Пётр остался доволен работой и поблагодарил дьяков за усердную службу.
У виселиц, стиснутые кольцом дозорных, ни живы ни мертвы стояли семьи приговорённых. Они не смели ни заговорить друг с другом, ни взглянуть на царёвых людей. Весть о том, что царь «повелел изничтожить всё семя бунтарское», они приняли на веру и нисколько не сомневались в истинности её. Никто из них не рассчитывал на спасение, поэтому и в голову не приходило бить челом о помиловании.

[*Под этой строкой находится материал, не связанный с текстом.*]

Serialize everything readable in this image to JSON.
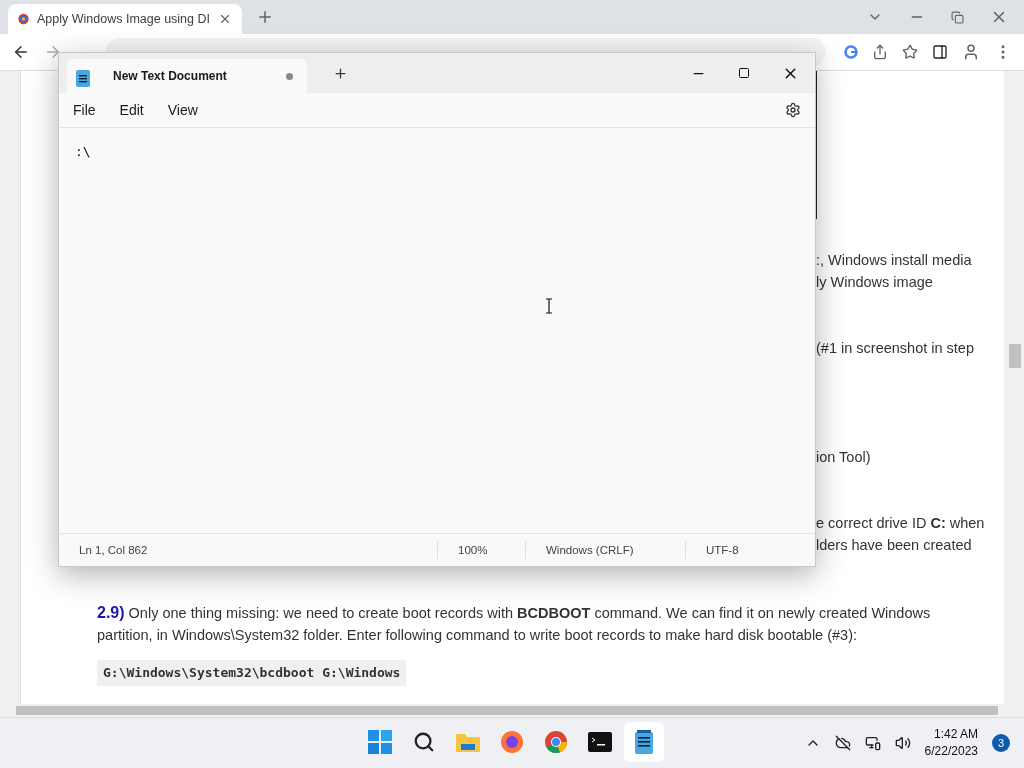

Всем мучительно хотелось лишь одного: умереть не на глазах приговорённых родичей, не отягчать их последних минут жесточайшей пыткой.
Томительно-медленно длилось время. Улицы точно вымерли. Изредка слышался плач грудных ребят, тыкавшихся бесплодно в иссохшие материнские груди. Темнело. С полуночной стороны дул резкий ветер. Солнце то проглядывало ненадолго сквозь осенние тяжёлые тучи, то скрывалось, утопая в дождевой сизой мути. Бездомные псы вертелись под ногами стрельчих и умильно заглядывали в глаза, точно прося подаяния.
«Неужто же ночью будут с нами кончать?» – тупо ворочалось в мозгу у сбившихся подле виселиц людей.
Чёрные улицы, усиливающийся вой осеннего ветра, дождевая муть, молчаливые и в молчанье своём ещё более грозные призраки дозорных давили, порождали в сердцах человеческих ужас.
Но в полночь улицы опустели. Солдаты увели стрельчих и стрельчат в слободы и заперли их в избах.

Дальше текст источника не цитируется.